Este ano, há 220 participantes de 35 nacionalidades diferentes — o número reduzido é uma forma de garantir a conservação ambiental do parque de Sagarmatha, por onde passa o percurso.
“Acabar já é uma grande conquista”, consideram. António, que corre há menos tempo, nem fala em tempos, o único objetivo é passar a meta, “provar que tudo é possível”. José diz que, se em Portugal “faria 4 horas”, ali “se fizer 6, 7 já fica bastante satisfeito”.
“Mas posso chegar lá e mudar completamente de ideias, estar esgotado ou a sentir-me mal. Vamos ver”. Os primos estão entusiasmados para ver até onde conseguem “esticar” o corpo.
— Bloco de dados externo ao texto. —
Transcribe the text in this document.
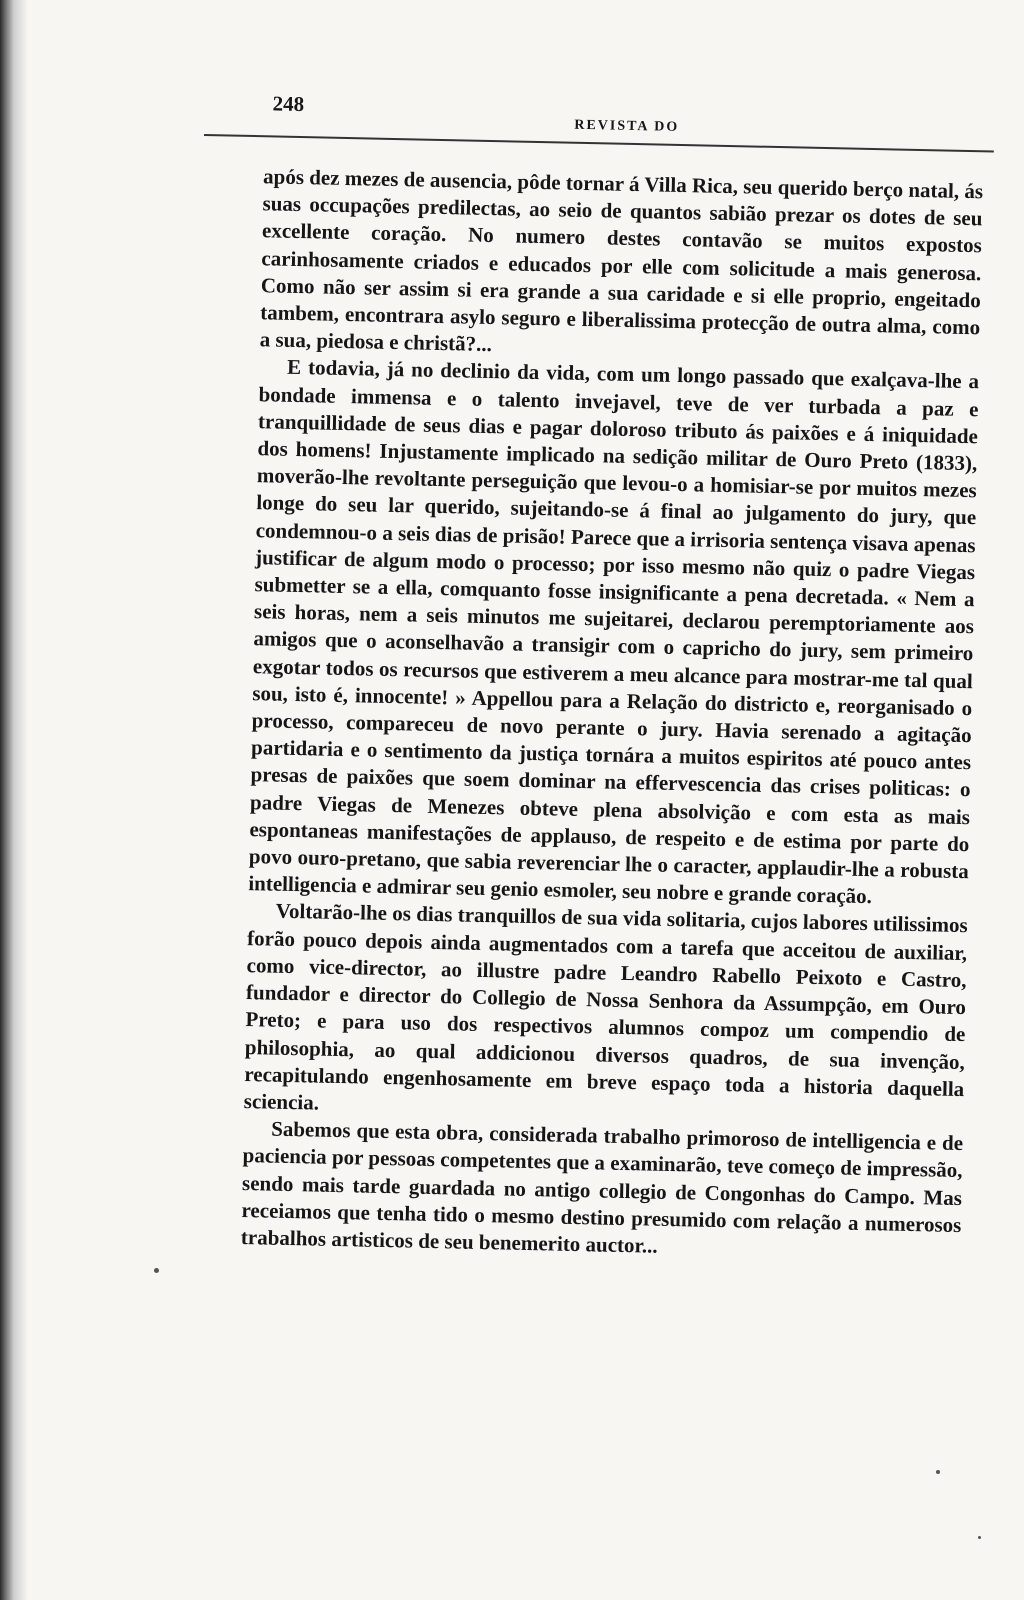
248
REVISTA DO

após dez mezes de ausencia, pôde tornar á Villa Rica, seu querido berço natal, ás suas occupações predilectas, ao seio de quantos sabião prezar os dotes de seu excellente coração. No numero destes contavão se muitos expostos carinhosamente criados e educados por elle com solicitude a mais generosa. Como não ser assim si era grande a sua caridade e si elle proprio, engeitado tambem, encontrara asylo seguro e liberalissima protecção de outra alma, como a sua, piedosa e christã?...

E todavia, já no declinio da vida, com um longo passado que exalçava-lhe a bondade immensa e o talento invejavel, teve de ver turbada a paz e tranquillidade de seus dias e pagar doloroso tributo ás paixões e á iniquidade dos homens! Injustamente implicado na sedição militar de Ouro Preto (1833), moverão-lhe revoltante perseguição que levou-o a homisiar-se por muitos mezes longe do seu lar querido, sujeitando-se á final ao julgamento do jury, que condemnou-o a seis dias de prisão! Parece que a irrisoria sentença visava apenas justificar de algum modo o processo; por isso mesmo não quiz o padre Viegas submetter se a ella, comquanto fosse insignificante a pena decretada. « Nem a seis horas, nem a seis minutos me sujeitarei, declarou peremptoriamente aos amigos que o aconselhavão a transigir com o capricho do jury, sem primeiro exgotar todos os recursos que estiverem a meu alcance para mostrar-me tal qual sou, isto é, innocente! » Appellou para a Relação do districto e, reorganisado o processo, compareceu de novo perante o jury. Havia serenado a agitação partidaria e o sentimento da justiça tornára a muitos espiritos até pouco antes presas de paixões que soem dominar na effervescencia das crises politicas: o padre Viegas de Menezes obteve plena absolvição e com esta as mais espontaneas manifestações de applauso, de respeito e de estima por parte do povo ouro-pretano, que sabia reverenciar lhe o caracter, applaudir-lhe a robusta intelligencia e admirar seu genio esmoler, seu nobre e grande coração.

Voltarão-lhe os dias tranquillos de sua vida solitaria, cujos labores utilissimos forão pouco depois ainda augmentados com a tarefa que acceitou de auxiliar, como vice-director, ao illustre padre Leandro Rabello Peixoto e Castro, fundador e director do Collegio de Nossa Senhora da Assumpção, em Ouro Preto; e para uso dos respectivos alumnos compoz um compendio de philosophia, ao qual addicionou diversos quadros, de sua invenção, recapitulando engenhosamente em breve espaço toda a historia daquella sciencia.

Sabemos que esta obra, considerada trabalho primoroso de intelligencia e de paciencia por pessoas competentes que a examinarão, teve começo de impressão, sendo mais tarde guardada no antigo collegio de Congonhas do Campo. Mas receiamos que tenha tido o mesmo destino presumido com relação a numerosos trabalhos artisticos de seu benemerito auctor...
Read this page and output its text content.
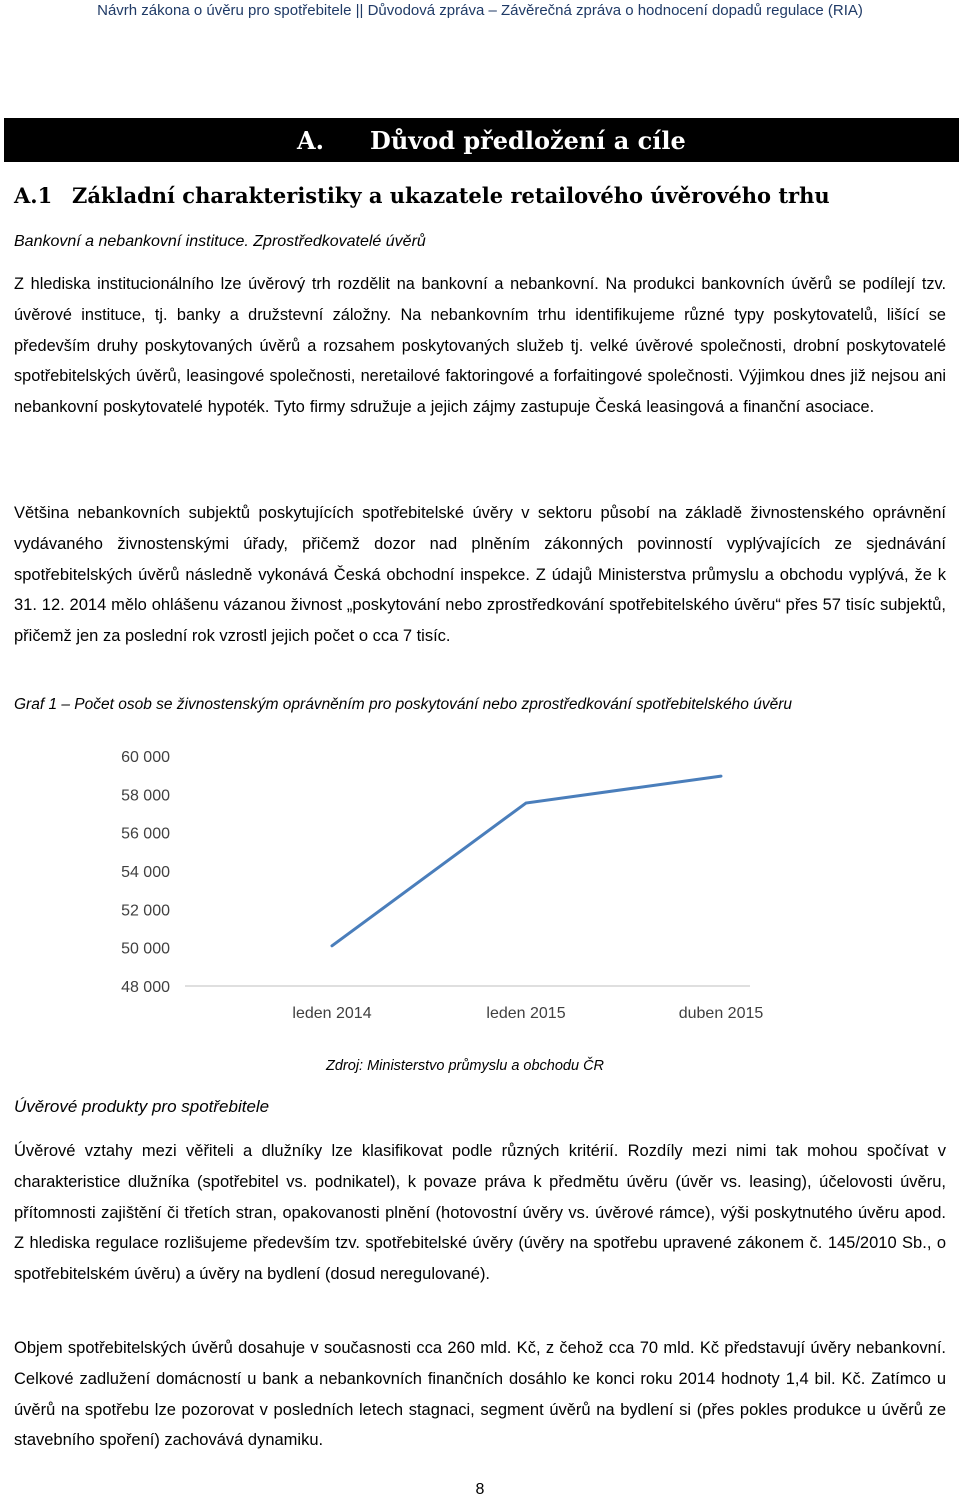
Návrh zákona o úvěru pro spotřebitele || Důvodová zpráva – Závěrečná zpráva o hodnocení dopadů regulace (RIA)
A. Důvod předložení a cíle
A.1 Základní charakteristiky a ukazatele retailového úvěrového trhu
Bankovní a nebankovní instituce. Zprostředkovatelé úvěrů
Z hlediska institucionálního lze úvěrový trh rozdělit na bankovní a nebankovní. Na produkci bankovních úvěrů se podílejí tzv. úvěrové instituce, tj. banky a družstevní záložny. Na nebankovním trhu identifikujeme různé typy poskytovatelů, lišící se především druhy poskytovaných úvěrů a rozsahem poskytovaných služeb tj. velké úvěrové společnosti, drobní poskytovatelé spotřebitelských úvěrů, leasingové společnosti, neretailové faktoringové a forfaitingové společnosti. Výjimkou dnes již nejsou ani nebankovní poskytovatelé hypoték. Tyto firmy sdružuje a jejich zájmy zastupuje Česká leasingová a finanční asociace.
Většina nebankovních subjektů poskytujících spotřebitelské úvěry v sektoru působí na základě živnostenského oprávnění vydávaného živnostenskými úřady, přičemž dozor nad plněním zákonných povinností vyplývajících ze sjednávání spotřebitelských úvěrů následně vykonává Česká obchodní inspekce. Z údajů Ministerstva průmyslu a obchodu vyplývá, že k 31. 12. 2014 mělo ohlášenu vázanou živnost „poskytování nebo zprostředkování spotřebitelského úvěru“ přes 57 tisíc subjektů, přičemž jen za poslední rok vzrostl jejich počet o cca 7 tisíc.
Graf 1 – Počet osob se živnostenským oprávněním pro poskytování nebo zprostředkování spotřebitelského úvěru
48 000
50 000
52 000
54 000
56 000
58 000
60 000
leden 2014	leden 2015	duben 2015
Zdroj: Ministerstvo průmyslu a obchodu ČR
Úvěrové produkty pro spotřebitele
Úvěrové vztahy mezi věřiteli a dlužníky lze klasifikovat podle různých kritérií. Rozdíly mezi nimi tak mohou spočívat v charakteristice dlužníka (spotřebitel vs. podnikatel), k povaze práva k předmětu úvěru (úvěr vs. leasing), účelovosti úvěru, přítomnosti zajištění či třetích stran, opakovanosti plnění (hotovostní úvěry vs. úvěrové rámce), výši poskytnutého úvěru apod. Z hlediska regulace rozlišujeme především tzv. spotřebitelské úvěry (úvěry na spotřebu upravené zákonem č. 145/2010 Sb., o spotřebitelském úvěru) a úvěry na bydlení (dosud neregulované).
Objem spotřebitelských úvěrů dosahuje v současnosti cca 260 mld. Kč, z čehož cca 70 mld. Kč představují úvěry nebankovní. Celkové zadlužení domácností u bank a nebankovních finančních dosáhlo ke konci roku 2014 hodnoty 1,4 bil. Kč. Zatímco u úvěrů na spotřebu lze pozorovat v posledních letech stagnaci, segment úvěrů na bydlení si (přes pokles produkce u úvěrů ze stavebního spoření) zachovává dynamiku.
8
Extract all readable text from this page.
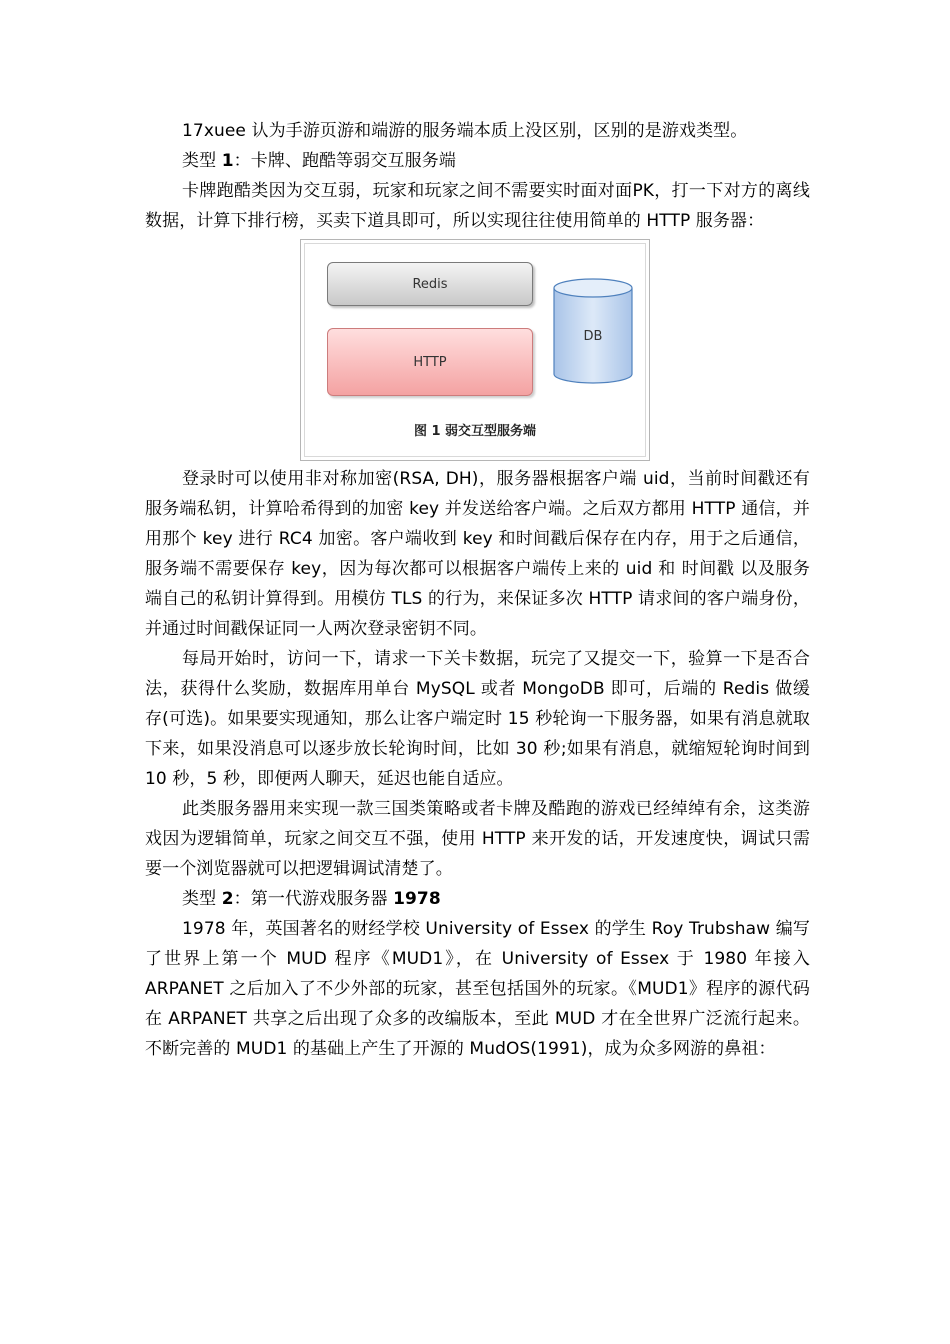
17xuee 认为手游页游和端游的服务端本质上没区别，区别的是游戏类型。

类型 1：卡牌、跑酷等弱交互服务端

卡牌跑酷类因为交互弱，玩家和玩家之间不需要实时面对面PK，打一下对方的离线数据，计算下排行榜，买卖下道具即可，所以实现往往使用简单的 HTTP 服务器：

Redis
HTTP
DB
图 1 弱交互型服务端

登录时可以使用非对称加密(RSA, DH)，服务器根据客户端 uid，当前时间戳还有服务端私钥，计算哈希得到的加密 key 并发送给客户端。之后双方都用 HTTP 通信，并用那个 key 进行 RC4 加密。客户端收到 key 和时间戳后保存在内存，用于之后通信，服务端不需要保存 key，因为每次都可以根据客户端传上来的 uid 和 时间戳 以及服务端自己的私钥计算得到。用模仿 TLS 的行为，来保证多次 HTTP 请求间的客户端身份，并通过时间戳保证同一人两次登录密钥不同。

每局开始时，访问一下，请求一下关卡数据，玩完了又提交一下，验算一下是否合法，获得什么奖励，数据库用单台 MySQL 或者 MongoDB 即可，后端的 Redis 做缓存(可选)。如果要实现通知，那么让客户端定时 15 秒轮询一下服务器，如果有消息就取下来，如果没消息可以逐步放长轮询时间，比如 30 秒;如果有消息，就缩短轮询时间到 10 秒，5 秒，即便两人聊天，延迟也能自适应。

此类服务器用来实现一款三国类策略或者卡牌及酷跑的游戏已经绰绰有余，这类游戏因为逻辑简单，玩家之间交互不强，使用 HTTP 来开发的话，开发速度快，调试只需要一个浏览器就可以把逻辑调试清楚了。

类型 2：第一代游戏服务器 1978

1978 年，英国著名的财经学校 University of Essex 的学生 Roy Trubshaw 编写了世界上第一个 MUD 程序《MUD1》，在 University of Essex 于 1980 年接入 ARPANET 之后加入了不少外部的玩家，甚至包括国外的玩家。《MUD1》程序的源代码在 ARPANET 共享之后出现了众多的改编版本，至此 MUD 才在全世界广泛流行起来。不断完善的 MUD1 的基础上产生了开源的 MudOS(1991)，成为众多网游的鼻祖：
O recorde da maratona foi atingido pelo nepalês Deepak Rai em 2006: 3 horas, 28 minutos e 27 segundos.
A família, dizem, só quer que cheguem “a Lisboa inteiros”. Vivem na capital portuguesa e o desporto não é ocupação principal de nenhum. José trabalha no bar de um hotel e António trabalhou em produção de eventos, mas quando regressar quer pôr em prática as formações que tem feito em cibersegurança.
O percurso que estão a fazer
Chegaram a Katmandu, capital do Nepal, no dia 16 de maio. Estiveram por lá três dias, antes de começar o percurso até ao Everest Base Camp. “Para treinar lá foi um desafio grande devido ao caos, as ruas, o trânsito, pessoas, animais, macacos, vacas” — “faz parte da aventura”, relativizam.
Daí partiram para Lukla, uma cidade situada a quase três mil metros de altitude. “É considerado o aeroporto mais perigoso do mundo”, sublinham. Foram numa “avioneta bi-motor”, “dava para 15 pessoas, ia carregada de malas”. “E ainda tinha espaço para uma hospedeira de bordo”, dizem, entre risos. “A aterragem foi surreal”, numa pista com “cerca de 200 metros”. Através do Instagram, José partilhou um vídeo dos primeiros dias do percurso.
“Tem sido espetacular”, contam, o grupo “é muito heterogéneo e muito resiliente”. “Vai ajudar imenso nos momentos mais difíceis daqui para a frente, que certamente vão surgir”.
No segundo dia de caminhada começaram a sentir-se mais ofegantes, “basta subir umas escadas” para ficarem cansados. “Parece que nunca treinamos”, dizem. Com acesso limitado à Internet, nesta segunda-feira, 19 de maio, contaram à NiT que a partir de quarta, dia 21, acabavam as florestas e toda a vegetação que tem marcado a paisagem nos últimos dias.
Começaria então o percurso mais “bruto”, “com neve, gelo, glaciares, rochas, e cada vez mais alto”. A comunicação com o mundo torna-se cada vez mais difícil. Devem chegar ao Everest Base Camp no dia 28 de maio, um dia antes da prova. Depois, são 42 quilómetros que esperam acabar. “Estamos confiantes”, rematam.